Lisbeth tore a clean slit along the envelope’s edge. She pulled out a single sheet of yellow paper. Bits of sand and dust left from the
ghibli
, a dry southern wind that rearranges the Sahara dunes every spring and fall, fell into her lap. Precious images whizzed through her mind: Papa sitting on an overturned bucket under the shade of a tattered tarp. His faded dungarees filthy from days of sifting through mountains of earth. A tablet perched upon his long, sinewy legs. The lined pages aflutter as he struggled to write a message to her.

She smoothed the wrinkled page, running a trembling hand across his scribbled words.

Have found your mother at the Cave of the Swimmers. Come quickly.
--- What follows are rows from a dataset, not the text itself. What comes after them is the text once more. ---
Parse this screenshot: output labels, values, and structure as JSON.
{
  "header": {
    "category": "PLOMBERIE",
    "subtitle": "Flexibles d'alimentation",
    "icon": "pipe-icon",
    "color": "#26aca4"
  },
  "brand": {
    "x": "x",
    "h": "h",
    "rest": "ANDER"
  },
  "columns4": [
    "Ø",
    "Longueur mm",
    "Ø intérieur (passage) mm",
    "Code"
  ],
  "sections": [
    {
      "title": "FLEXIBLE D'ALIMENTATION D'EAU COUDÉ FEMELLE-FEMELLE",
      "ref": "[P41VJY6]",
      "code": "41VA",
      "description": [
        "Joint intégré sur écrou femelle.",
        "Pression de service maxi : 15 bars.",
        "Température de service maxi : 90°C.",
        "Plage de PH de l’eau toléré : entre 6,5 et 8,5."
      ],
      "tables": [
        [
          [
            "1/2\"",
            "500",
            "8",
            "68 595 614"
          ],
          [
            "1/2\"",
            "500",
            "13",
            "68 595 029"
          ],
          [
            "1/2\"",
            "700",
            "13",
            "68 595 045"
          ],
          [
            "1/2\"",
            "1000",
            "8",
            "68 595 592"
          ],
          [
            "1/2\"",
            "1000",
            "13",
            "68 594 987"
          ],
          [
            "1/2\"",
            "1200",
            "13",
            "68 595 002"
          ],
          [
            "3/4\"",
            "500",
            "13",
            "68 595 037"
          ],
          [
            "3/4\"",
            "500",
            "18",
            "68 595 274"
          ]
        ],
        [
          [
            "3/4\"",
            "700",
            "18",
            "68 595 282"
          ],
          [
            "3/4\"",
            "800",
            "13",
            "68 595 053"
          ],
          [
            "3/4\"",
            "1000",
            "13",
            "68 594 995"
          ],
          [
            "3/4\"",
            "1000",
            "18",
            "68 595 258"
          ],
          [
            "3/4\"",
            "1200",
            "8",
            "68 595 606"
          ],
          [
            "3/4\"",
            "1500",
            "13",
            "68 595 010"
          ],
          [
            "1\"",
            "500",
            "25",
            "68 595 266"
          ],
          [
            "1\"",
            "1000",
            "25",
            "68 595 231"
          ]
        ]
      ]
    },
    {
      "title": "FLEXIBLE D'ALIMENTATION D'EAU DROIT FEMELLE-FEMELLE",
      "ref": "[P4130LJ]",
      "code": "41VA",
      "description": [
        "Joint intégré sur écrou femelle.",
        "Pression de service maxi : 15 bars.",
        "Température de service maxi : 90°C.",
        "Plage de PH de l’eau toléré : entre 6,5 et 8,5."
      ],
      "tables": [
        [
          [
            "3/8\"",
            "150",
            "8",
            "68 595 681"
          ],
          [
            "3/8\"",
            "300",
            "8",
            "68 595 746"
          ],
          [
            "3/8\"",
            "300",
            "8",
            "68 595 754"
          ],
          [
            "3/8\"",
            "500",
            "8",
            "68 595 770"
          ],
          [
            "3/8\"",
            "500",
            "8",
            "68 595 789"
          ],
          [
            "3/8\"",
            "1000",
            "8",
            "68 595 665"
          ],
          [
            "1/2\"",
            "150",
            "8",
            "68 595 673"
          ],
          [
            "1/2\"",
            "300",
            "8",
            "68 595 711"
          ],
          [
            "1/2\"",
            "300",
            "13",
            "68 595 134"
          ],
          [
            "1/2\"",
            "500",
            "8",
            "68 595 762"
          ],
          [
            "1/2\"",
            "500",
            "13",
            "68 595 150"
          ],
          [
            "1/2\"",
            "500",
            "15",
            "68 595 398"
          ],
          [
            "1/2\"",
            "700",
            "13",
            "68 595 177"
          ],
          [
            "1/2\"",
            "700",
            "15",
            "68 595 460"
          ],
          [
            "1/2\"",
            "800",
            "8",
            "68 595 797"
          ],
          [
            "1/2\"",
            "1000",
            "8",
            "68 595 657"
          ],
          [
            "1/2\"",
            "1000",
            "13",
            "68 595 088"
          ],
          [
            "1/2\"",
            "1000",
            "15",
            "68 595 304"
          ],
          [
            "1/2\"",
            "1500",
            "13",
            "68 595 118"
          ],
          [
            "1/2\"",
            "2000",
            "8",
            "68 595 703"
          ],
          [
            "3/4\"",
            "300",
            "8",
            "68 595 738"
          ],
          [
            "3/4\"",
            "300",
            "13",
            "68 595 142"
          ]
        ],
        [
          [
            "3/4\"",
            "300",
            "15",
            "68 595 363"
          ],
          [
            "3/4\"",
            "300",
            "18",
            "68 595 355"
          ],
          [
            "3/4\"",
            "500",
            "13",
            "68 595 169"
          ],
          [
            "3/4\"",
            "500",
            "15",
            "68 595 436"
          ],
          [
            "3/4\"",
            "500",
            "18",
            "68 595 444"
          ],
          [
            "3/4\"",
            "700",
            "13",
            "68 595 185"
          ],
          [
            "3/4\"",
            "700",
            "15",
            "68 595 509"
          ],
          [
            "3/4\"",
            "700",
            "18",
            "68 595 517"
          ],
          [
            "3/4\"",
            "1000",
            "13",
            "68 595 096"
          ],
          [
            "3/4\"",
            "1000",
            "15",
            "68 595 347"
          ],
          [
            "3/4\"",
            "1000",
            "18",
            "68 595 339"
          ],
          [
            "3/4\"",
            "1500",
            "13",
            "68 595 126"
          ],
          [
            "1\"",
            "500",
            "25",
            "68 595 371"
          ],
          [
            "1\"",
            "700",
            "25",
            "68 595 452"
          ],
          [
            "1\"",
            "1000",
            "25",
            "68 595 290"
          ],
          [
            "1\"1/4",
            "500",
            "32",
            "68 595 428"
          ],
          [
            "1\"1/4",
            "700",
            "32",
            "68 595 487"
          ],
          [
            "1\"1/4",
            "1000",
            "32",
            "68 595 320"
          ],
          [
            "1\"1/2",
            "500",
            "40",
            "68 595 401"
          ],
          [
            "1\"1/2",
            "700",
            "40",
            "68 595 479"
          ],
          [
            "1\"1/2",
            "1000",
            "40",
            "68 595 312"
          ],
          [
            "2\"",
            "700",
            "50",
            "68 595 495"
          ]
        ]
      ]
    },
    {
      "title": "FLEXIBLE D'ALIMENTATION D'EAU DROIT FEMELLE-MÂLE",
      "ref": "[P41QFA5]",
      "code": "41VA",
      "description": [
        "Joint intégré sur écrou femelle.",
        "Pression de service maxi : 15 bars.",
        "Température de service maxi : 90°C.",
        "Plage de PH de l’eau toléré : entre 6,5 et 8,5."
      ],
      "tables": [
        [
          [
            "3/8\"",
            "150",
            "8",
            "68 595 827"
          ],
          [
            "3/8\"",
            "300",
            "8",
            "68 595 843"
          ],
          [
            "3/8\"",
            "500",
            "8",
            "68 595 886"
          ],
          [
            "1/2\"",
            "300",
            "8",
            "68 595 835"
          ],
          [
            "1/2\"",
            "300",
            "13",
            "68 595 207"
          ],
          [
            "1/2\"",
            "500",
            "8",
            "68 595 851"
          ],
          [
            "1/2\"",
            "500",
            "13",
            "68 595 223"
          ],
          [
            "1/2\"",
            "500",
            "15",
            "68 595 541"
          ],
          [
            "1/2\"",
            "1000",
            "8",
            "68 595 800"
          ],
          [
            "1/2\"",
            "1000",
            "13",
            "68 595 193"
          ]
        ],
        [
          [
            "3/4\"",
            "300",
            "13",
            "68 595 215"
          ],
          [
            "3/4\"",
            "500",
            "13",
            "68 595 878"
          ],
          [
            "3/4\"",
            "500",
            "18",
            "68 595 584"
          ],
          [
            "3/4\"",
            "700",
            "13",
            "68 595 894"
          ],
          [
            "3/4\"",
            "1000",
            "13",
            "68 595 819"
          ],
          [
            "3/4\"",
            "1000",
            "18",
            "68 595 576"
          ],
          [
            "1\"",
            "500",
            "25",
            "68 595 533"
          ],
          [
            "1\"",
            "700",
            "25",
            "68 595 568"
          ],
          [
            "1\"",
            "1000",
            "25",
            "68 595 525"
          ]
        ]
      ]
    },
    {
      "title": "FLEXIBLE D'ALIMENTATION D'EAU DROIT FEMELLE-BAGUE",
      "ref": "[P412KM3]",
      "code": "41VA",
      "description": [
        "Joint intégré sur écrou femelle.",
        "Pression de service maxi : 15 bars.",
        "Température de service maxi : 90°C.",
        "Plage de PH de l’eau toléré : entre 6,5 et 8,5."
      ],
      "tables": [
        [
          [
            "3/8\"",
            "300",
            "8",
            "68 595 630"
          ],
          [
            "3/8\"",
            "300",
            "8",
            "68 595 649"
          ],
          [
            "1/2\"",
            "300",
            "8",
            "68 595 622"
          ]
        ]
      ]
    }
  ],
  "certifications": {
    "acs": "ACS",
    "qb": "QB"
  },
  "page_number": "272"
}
Lisbeth’s breath caught. Her mother had died when she was five. At least that’s how Papa had explained Mama’s sudden disappearance. His crew had searched the area desperately, but when they never recovered a body, Papa had been forced to conclude that Mama had lost her way in the dark. Lisbeth had accepted his explanation—loved him too much not to—but deep down she’d always wondered what really happened after the argument she’d heard outside their tent. She’d probably never know, and neither would Papa.

The bigger question now was why her father had returned to the Cave of the Swimmers. When he came to the States for her med school graduation, he’d said his next project was a sarcophagus excavation in Cairo. Why risk the political dangers of returning to an obscure cave tucked away in the farthest region of the desert hinterlands? More important, why risk upsetting her? Hadn’t they agreed they would never go back?